A Rádio Gaúcha e a Revolução Constitucionalista de 1932
2007
Luiz Artur Ferraretto

Há 75 anos, o rádio ocupou local de destaque no embate político e militar que passaria à história como a Revolução Constitucionalista de 1932. Pelo lado do apoio ao governo federal, a então PRAG – Rádio Sociedade Gaúcha iria se destacar, fazendo o contraponto, em especial, às transmissões da Educadora Paulista e da Record, esta última por si palco do primeiro movimento a encaminhar para o conflito.

No dia 23 de maio de 1932, um grupo de estudantes invade a Rádio Record, de São Paulo. Um deles, José Branco Lefèvre, lê ao microfone um manifesto contra o governo revolucionário liderado por Getúlio Vargas:

– Nós, os abaixo-assinados, declaramos que invadimos, à valentona, os estúdios da Rádio Record e conclamamos o povo para que se mude a situação política existente no Brasil.
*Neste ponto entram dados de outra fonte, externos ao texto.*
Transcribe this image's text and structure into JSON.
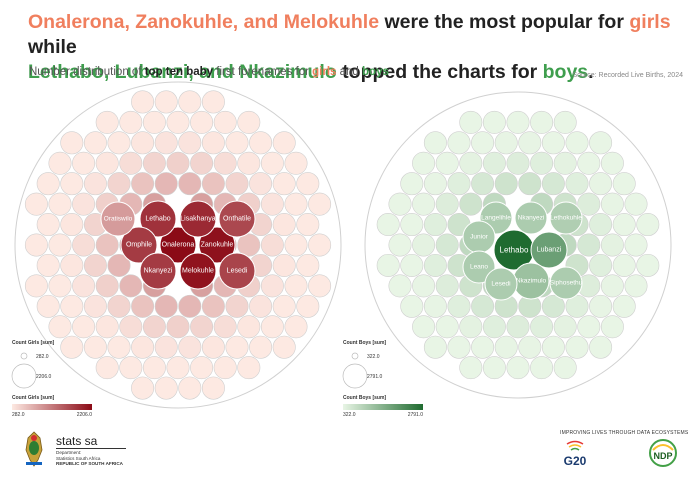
{
  "header": {
    "headline_part1": "Onalerona, Zanokuhle, and Melokuhle",
    "headline_part2": " were the most popular for ",
    "headline_part3": "girls",
    "headline_part4": " while",
    "headline_part5": "Lethabo, Lubanzi, and Nkazimulo",
    "headline_part6": " topped the charts for ",
    "headline_part7": "boys",
    "headline_part8": ".",
    "subtitle_part1": "Number distribution of ",
    "subtitle_part2": "top ten baby",
    "subtitle_part3": " first forenames for ",
    "subtitle_part4": "girls",
    "subtitle_part5": " and ",
    "subtitle_part6": "boys",
    "source": "Source: Recorded Live Births, 2024"
  },
  "colors": {
    "girls_accent": "#f07f5e",
    "boys_accent": "#3f9e4e",
    "girls_dark": "#8b0a16",
    "boys_dark": "#1f6b30"
  },
  "chart_data": [
    {
      "type": "packed-bubble",
      "name": "girls",
      "labeled_bubbles": [
        "Onalerona",
        "Zanokuhle",
        "Melokuhle",
        "Lethabo",
        "Lisakhanya",
        "Onthatile",
        "Omphile",
        "Nkanyezi",
        "Lesedi",
        "Oratiswilo"
      ],
      "size_legend_title": "Count Girls [sum]",
      "size_legend_values": [
        "282.0",
        "2206.0"
      ],
      "color_legend_title": "Count Girls [sum]",
      "color_legend_min": "282.0",
      "color_legend_max": "2206.0",
      "color_scale": [
        "#fde9e2",
        "#8b0a16"
      ]
    },
    {
      "type": "packed-bubble",
      "name": "boys",
      "labeled_bubbles": [
        "Lethabo",
        "Lubanzi",
        "Nkazimulo",
        "Langelihle",
        "Nkanyezi",
        "Lethokuhle",
        "Junior",
        "Leano",
        "Lesedi",
        "Siphosethu"
      ],
      "size_legend_title": "Count Boys [sum]",
      "size_legend_values": [
        "322.0",
        "2791.0"
      ],
      "color_legend_title": "Count Boys [sum]",
      "color_legend_min": "322.0",
      "color_legend_max": "2791.0",
      "color_scale": [
        "#e8f5e5",
        "#1f6b30"
      ]
    }
  ],
  "footer": {
    "org_name": "stats sa",
    "dept_line1": "Department:",
    "dept_line2": "Statistics South Africa",
    "dept_line3": "REPUBLIC OF SOUTH AFRICA",
    "tagline": "IMPROVING LIVES THROUGH DATA ECOSYSTEMS",
    "g20_label": "G20",
    "ndp_label": "NDP"
  }
}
Na mesma noite, uma multidão tenta tomar a sede da antiga Legião Revolucionária, entidade tenentista transformada no Partido Popular Progressista. Os manifestantes são repelidos a bala. Quatro estudantes – Martins, Miragaia, Dráusio e Camargo – morrem. Das suas iniciais, surge a sigla MMDC, que denomina a entidade responsável pela organização da Revolução Constitucionalista. Até outubro, quando termina o conflito, locutores como Nicolau Tuma, Renato Macedo e, em especial, César Ladeira leem apelos revolucionários ao som da marcha Paris Belfort. As emissoras fazem ampla propaganda do movimento antigovernista.
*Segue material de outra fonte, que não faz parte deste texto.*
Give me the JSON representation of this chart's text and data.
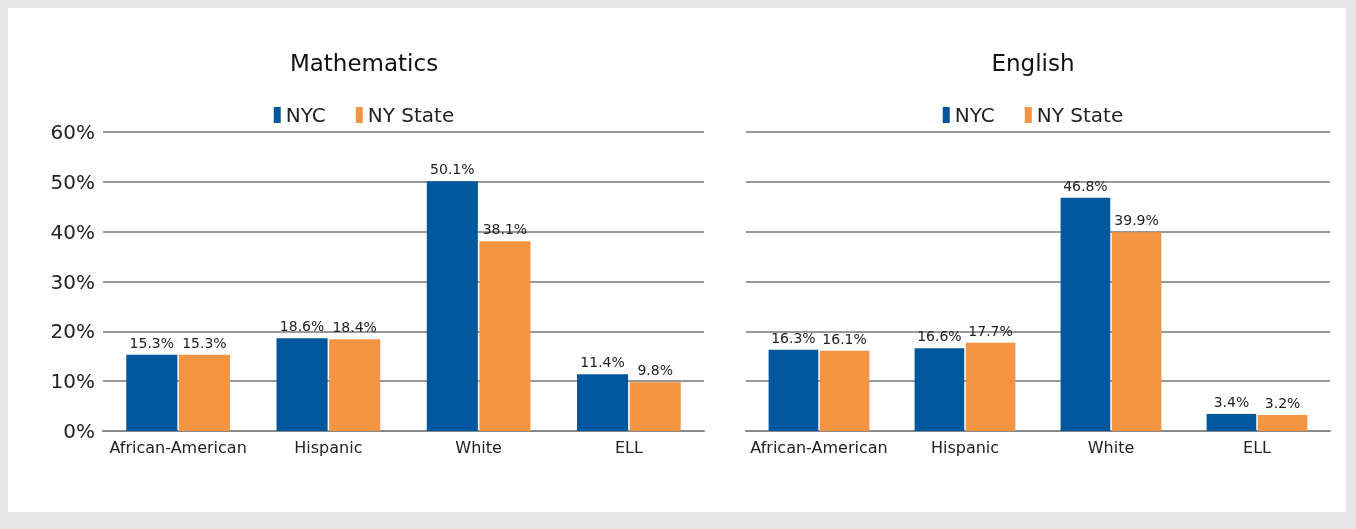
{
  "chart_data": [
    {
      "type": "bar",
      "title": "Mathematics",
      "categories": [
        "African-American",
        "Hispanic",
        "White",
        "ELL"
      ],
      "series": [
        {
          "name": "NYC",
          "color": "#00579b",
          "values": [
            15.3,
            18.6,
            50.1,
            11.4
          ],
          "value_labels": [
            "15.3%",
            "18.6%",
            "50.1%",
            "11.4%"
          ]
        },
        {
          "name": "NY State",
          "color": "#f39542",
          "values": [
            15.3,
            18.4,
            38.1,
            9.8
          ],
          "value_labels": [
            "15.3%",
            "18.4%",
            "38.1%",
            "9.8%"
          ]
        }
      ],
      "ylim": [
        0,
        60
      ],
      "yticks": [
        {
          "value": 0,
          "label": "0%"
        },
        {
          "value": 10,
          "label": "10%"
        },
        {
          "value": 20,
          "label": "20%"
        },
        {
          "value": 30,
          "label": "30%"
        },
        {
          "value": 40,
          "label": "40%"
        },
        {
          "value": 50,
          "label": "50%"
        },
        {
          "value": 60,
          "label": "60%"
        }
      ],
      "grid": "y",
      "legend": "top"
    },
    {
      "type": "bar",
      "title": "English",
      "categories": [
        "African-American",
        "Hispanic",
        "White",
        "ELL"
      ],
      "series": [
        {
          "name": "NYC",
          "color": "#00579b",
          "values": [
            16.3,
            16.6,
            46.8,
            3.4
          ],
          "value_labels": [
            "16.3%",
            "16.6%",
            "46.8%",
            "3.4%"
          ]
        },
        {
          "name": "NY State",
          "color": "#f39542",
          "values": [
            16.1,
            17.7,
            39.9,
            3.2
          ],
          "value_labels": [
            "16.1%",
            "17.7%",
            "39.9%",
            "3.2%"
          ]
        }
      ],
      "ylim": [
        0,
        60
      ],
      "yticks": [
        0,
        10,
        20,
        30,
        40,
        50,
        60
      ],
      "grid": "y",
      "legend": "top",
      "tick_labels": "x"
    }
  ]
}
No Sul, passadas três semanas do início da Revolução Constitucionalista, em 9 de julho de 1932, a Rádio Sociedade Gaúcha encaminha, no dia 1º de agosto, um ofício ao chefe de Polícia, tenente-coronel Agenor Barcellos Feio, e ao diretor regional dos Correios e Telégrafos, Carlos Thompson Flores Netto, solicitando autorização para estabelecer comunicações com São Paulo. A respeito, registra o jornal Correio do Povo, no dia 3:

A Rádio Sociedade Gaúcha, desta capital, há vários dias, vinha recebendo constantes pedidos por parte de interessados para ser estabelecido, por meio de seu microfone, um serviço de comunicações particulares de pessoas que, residentes no estado de São Paulo e aqui de passagem ou com parentes moradores naquele estado, desejem dar notícias suas ou pedi-las daqueles que lá estão.
Com o pedido aceito pelas autoridades, a PRAG começa a transmitir os comunicados no dia seguinte, a partir das 22h. Nas madrugadas de sábado para domingo, todos os recados da semana são repetidos. O uso da estação da Rádio Sociedade Gaúcha não se restringe a esta tarefa informativa. No dia 9 de setembro, o interventor federal do Rio Grande do Sul, general José Antônio Flores da Cunha, requisita as instalações da emissora. O objetivo, como define o jornal governista A Federação, é informar, fazendo frente e acabando com a “campanha de falsificações posta em prática pela Rádio Educadora Paulista”. A ocupação estende-se até os primeiros dias do mês de outubro.

Neste período, a PRAG opera com o nome de Rádio Oficial. A programação também sofre alterações. Além das notícias dos matutinos publicados na capital, lidas das 12 às 12h15, e dos vespertinos, reproduzidas das 21h45 às 22h, passa, junto com as habituais apresentações musicais ou reproduções de discos oferecidos por casas comerciais de Porto Alegre, a intercalar notícias sobre a situação política do país, destacando a visão do governo central a respeito do conflito.

Outra interessante modificação acontece na Audição Infantil. Transmitida aos sábados, das 19h45 às 20h15, o programa era conduzido por Ruth Ruschel, interpretando uma preta velha, a Tia Euphrasia, que contava estórias para as crianças. Ocorre que, durante a intervenção, a personagem dá lugar ao Coronel Pacífico e à Nhá Chica, desaparecidos quando a emissora volta a ser a Rádio Sociedade Gaúcha. O curioso é que a revolta liderada pela classe dominante paulista opunha-se ao crescente poder do tenentismo dentro do governo federal. Enquanto isto, na Rádio Oficial, saía Tia Euphrasia e entrava uma dupla em que se destacava um militar e, ainda, com uma denominação – Pacífico – contrastando com o momento belicoso vivido pelo país. Talvez os gaúchos pensassem que, se uns invadiam “à valentona” uma emissora de rádio, outros, pelo jeito, poderiam encarnar, de outra parte, um coronel “pacífico”.